Using a map from addr to Frames for caching can also avoid redundant symbolization computation. Is there an advantage of doing eager symbolization?

What is the memory impact of caching? Hopefully not too onerous since this is a big speedup!

llvm/include/llvm/ProfileData/RawMemProfReader.h
81

I take it initialize() not get called in this case? Maybe add a comment.

llvm/lib/ProfileData/RawMemProfReader.cpp
354

I suspect because it makes it easier for adding additional records, such as identifying interior call stack nodes within their functions (we need to mark these with metadata as well).

Herald added a project: Restricted Project. · View Herald TranscriptMar 2 2022, 5:47 PM
snehasish updated this revision to Diff 412584.Mar 2 2022, 5:57 PM

Address comment.

snehasish marked an inline comment as done.Mar 2 2022, 6:27 PM

Updated the patch with comments. PTAL, thanks!

What is the memory impact of caching? Hopefully not too onerous since this is a big speedup!

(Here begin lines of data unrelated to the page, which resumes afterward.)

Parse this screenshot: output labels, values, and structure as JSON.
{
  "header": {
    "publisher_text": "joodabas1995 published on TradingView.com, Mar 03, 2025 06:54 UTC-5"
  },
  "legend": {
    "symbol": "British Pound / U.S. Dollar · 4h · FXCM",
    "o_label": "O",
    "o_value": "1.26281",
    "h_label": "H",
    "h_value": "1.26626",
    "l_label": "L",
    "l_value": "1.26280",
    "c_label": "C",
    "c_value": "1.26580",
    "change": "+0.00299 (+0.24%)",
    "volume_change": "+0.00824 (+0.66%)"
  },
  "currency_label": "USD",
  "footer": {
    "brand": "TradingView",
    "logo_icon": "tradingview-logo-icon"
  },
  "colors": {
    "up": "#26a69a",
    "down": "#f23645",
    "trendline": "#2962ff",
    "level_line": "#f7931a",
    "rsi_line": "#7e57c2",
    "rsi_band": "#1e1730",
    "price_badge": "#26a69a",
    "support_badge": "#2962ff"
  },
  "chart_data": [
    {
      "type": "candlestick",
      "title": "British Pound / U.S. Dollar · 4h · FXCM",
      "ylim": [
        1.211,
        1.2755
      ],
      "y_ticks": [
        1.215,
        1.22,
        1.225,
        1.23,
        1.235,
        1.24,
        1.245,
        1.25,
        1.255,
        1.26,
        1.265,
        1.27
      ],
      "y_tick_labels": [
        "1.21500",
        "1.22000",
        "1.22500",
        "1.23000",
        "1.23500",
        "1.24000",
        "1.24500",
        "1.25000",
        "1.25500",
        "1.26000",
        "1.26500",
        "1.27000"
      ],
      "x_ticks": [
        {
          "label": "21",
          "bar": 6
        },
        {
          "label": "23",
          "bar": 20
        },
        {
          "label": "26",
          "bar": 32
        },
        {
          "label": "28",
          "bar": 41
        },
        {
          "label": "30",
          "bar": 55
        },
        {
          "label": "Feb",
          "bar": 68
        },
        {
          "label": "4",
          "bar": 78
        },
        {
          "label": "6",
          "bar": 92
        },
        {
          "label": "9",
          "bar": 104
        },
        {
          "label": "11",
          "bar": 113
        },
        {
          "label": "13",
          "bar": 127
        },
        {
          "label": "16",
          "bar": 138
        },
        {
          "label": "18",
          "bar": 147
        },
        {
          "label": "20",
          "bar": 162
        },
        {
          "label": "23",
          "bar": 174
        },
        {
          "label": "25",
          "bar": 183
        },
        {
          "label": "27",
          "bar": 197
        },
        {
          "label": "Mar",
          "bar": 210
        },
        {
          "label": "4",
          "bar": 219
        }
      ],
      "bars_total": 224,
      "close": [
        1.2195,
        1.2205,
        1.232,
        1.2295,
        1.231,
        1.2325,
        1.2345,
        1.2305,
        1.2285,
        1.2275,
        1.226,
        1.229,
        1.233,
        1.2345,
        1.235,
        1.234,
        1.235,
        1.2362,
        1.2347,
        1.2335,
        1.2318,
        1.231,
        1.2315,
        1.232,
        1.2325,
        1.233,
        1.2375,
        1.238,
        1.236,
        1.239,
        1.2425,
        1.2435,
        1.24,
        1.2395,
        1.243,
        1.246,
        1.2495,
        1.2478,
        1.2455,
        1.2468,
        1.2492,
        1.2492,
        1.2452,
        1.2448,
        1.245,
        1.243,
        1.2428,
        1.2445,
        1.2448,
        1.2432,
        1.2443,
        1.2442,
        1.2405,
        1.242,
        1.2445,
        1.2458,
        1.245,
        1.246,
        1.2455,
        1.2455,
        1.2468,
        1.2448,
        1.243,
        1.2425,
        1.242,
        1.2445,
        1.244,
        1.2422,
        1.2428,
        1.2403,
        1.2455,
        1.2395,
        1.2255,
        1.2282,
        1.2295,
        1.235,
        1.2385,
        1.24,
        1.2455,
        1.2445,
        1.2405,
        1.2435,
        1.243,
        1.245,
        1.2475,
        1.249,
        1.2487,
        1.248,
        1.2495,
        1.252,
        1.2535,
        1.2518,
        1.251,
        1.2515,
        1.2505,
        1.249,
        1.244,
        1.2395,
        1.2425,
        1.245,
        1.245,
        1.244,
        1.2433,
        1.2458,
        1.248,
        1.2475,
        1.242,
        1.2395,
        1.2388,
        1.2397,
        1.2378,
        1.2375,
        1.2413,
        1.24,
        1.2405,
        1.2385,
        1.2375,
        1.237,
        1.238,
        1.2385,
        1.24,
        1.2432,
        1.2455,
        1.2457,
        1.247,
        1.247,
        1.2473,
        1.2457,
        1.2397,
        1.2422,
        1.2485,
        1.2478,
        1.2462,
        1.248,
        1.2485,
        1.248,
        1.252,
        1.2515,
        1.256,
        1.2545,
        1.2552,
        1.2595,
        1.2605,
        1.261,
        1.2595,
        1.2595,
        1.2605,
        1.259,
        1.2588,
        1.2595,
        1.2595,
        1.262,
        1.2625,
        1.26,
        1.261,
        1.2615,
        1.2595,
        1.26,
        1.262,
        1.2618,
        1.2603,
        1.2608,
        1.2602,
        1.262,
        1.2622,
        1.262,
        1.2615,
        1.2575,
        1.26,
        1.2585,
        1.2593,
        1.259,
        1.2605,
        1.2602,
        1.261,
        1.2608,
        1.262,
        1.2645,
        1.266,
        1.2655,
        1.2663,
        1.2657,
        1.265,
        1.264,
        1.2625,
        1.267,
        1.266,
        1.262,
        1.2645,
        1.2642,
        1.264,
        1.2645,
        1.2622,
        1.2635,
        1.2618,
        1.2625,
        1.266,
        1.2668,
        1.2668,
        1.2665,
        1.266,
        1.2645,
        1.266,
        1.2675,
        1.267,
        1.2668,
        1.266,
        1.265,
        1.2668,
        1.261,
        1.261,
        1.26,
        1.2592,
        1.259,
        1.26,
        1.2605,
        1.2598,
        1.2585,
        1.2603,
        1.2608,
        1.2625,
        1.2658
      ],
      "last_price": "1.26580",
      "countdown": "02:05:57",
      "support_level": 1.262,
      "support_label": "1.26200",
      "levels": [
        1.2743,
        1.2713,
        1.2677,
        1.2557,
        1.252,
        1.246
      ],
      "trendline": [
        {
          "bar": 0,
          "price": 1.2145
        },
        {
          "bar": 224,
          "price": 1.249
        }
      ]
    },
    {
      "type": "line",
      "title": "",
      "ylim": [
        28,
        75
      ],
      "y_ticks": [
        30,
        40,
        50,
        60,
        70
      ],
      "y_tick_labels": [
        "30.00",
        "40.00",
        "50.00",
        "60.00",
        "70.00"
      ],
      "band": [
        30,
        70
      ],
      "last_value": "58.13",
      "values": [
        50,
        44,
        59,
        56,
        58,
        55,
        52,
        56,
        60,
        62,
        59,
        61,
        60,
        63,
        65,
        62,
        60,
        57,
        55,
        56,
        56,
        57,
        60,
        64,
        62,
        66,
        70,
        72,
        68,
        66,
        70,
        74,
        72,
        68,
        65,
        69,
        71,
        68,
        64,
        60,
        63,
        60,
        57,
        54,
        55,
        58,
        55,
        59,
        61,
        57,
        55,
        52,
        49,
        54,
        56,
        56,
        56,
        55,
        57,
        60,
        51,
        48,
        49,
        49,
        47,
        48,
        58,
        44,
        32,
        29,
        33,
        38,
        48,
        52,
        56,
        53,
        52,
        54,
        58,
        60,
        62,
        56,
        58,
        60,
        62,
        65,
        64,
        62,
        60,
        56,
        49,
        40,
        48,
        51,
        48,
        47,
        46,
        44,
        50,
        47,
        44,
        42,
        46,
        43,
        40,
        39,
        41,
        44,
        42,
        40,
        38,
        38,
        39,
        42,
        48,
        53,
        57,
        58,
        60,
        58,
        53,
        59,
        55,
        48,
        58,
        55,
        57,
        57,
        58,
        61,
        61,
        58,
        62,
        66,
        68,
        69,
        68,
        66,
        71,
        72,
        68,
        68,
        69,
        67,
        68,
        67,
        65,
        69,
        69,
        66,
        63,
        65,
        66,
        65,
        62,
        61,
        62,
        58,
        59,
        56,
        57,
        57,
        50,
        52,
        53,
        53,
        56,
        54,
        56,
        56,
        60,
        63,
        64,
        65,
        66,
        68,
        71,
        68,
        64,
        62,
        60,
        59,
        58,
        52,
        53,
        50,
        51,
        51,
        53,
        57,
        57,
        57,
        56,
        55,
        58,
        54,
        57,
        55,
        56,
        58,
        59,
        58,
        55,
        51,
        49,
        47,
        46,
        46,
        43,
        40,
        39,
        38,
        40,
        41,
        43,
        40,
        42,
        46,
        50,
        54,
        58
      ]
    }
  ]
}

There is hardly any change in peak memory consumption, valgrind massif shows 8.618G (now) vs 8.615G (before). In this patch we have introduced a layer of indirection to where the indexing (keys in map of PC->Frame) account for the small increase in memory.

llvm/lib/ProfileData/RawMemProfReader.cpp
354

Caching the frames outside the local context allows us to decouple the record generation from the symbolization and makes it easier to extend for pruning (D120860) and marking interior callstack nodes (as Teresa noted). Note that the symbolization here isn't eager in the sense that more work is performed, the number of unique addresses symbolized remains the same before and after this patch.

This revision is now accepted and ready to land.Mar 3 2022, 9:45 AM
davidxl accepted this revision.Mar 3 2022, 10:19 AM

lgtm

This revision was landed with ongoing or failed builds.Mar 3 2022, 11:01 AM
This revision was automatically updated to reflect the committed changes.